New York City has adopted numerous laws and regulations to enhance the quality of life for its citizens and visitors. For example, the use and development of private property is governed by code requirements addressed to building construction, fire prevention, housing maintenance, zoning, and landmark preservation. For purposes of protecting consumers and promoting the public health and safety, the City regulates the conduct of many types of businesses; examples include restaurants and cabarets, taxicab and car services, plumbing and electrical companies, parking lots and garages, and commercial carters, to name just a few. The City also regulates the use of the public streets and sidewalks with provisions of law addressed to various activities including vehicular traffic and parking, food and general vending, parades and assemblies, street fairs, newsstands, sidewalk cafes, and pay telephones.

The Administrative Law Division handles court proceedings brought by and against the numerous City agencies that are responsible for administering and enforcing these laws and regulations. Some of these actions include challenges to the provisions of law themselves, while most dispute the application of a particular legal requirement in a specific context. In addition, the Division brings some civil actions to obtain compliance with regulatory requirements, and prosecutes code violators in Criminal Court to punish their non-compliance and ultimately bring about code compliance.


What Summer Interns Do?
In the Administrative Law Division, a summer intern will typically write two to four respondent's answers and memoranda of law for filing in State Court. The papers will respond to petitions challenging final determinations by City agencies, such as the denial of a handgun license by the Police Department or the termination of tenant rent subsidies by the Department of Housing Preservation and Development.

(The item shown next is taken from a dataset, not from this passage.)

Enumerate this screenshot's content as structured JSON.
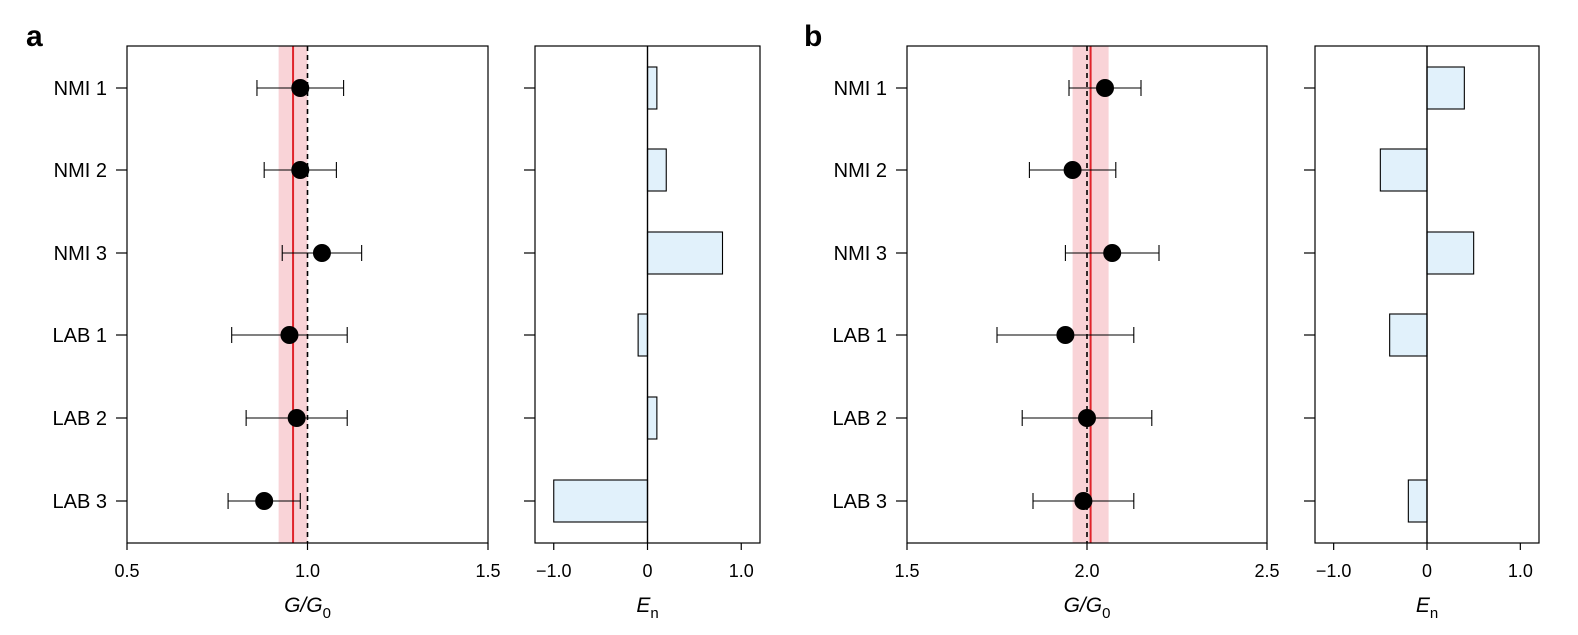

After reviewing the adversary's petition and obtaining the administrative record from the relevant City agency, the intern will assemble the administrative record to be filed with the court and draft the City's answer and memorandum of law in support of the City’s position. After receiving feedback from a senior attorney, the intern will finalize the answer and provide it to the City agency for verification. Once the answer has been verified, the intern will have the verified answer and memo filed with the Court. Interns will also likely observe arguments before federal and state courts. The division normally takes 2 to 3 interns who have just completed their first year of law school.

What New Attorneys Do?
Attorneys joining the Administrative Law Division have their own caseloads consisting of challenges to City administrative agency determinations as well as the laws and regulations underlying those determinations. These cases concern the broad spectrum of the City's regulatory activities, including licensing, land use, regulation of street and park activities, health, housing, consumer protection, and code compliance. Attorneys also defend challenges to determinations made the City's pension boards. Many of the cases are brought as State Court Article 78 proceedings while others are state or federal actions. In all instances, working under the supervision of a senior member of the division, the assigned attorneys are responsible for handling their cases from beginning to end. A typical case requires that an attorney prepare responsive pleadings and affidavits after reviewing agency records and consulting with agency representatives, prepare memoranda of law, conduct necessary discovery and make court appearances to argue motions. New attorneys in the Division also prosecute violations and misdemeanors in the New York City Criminal Court based upon violations of various local laws enforced by the City.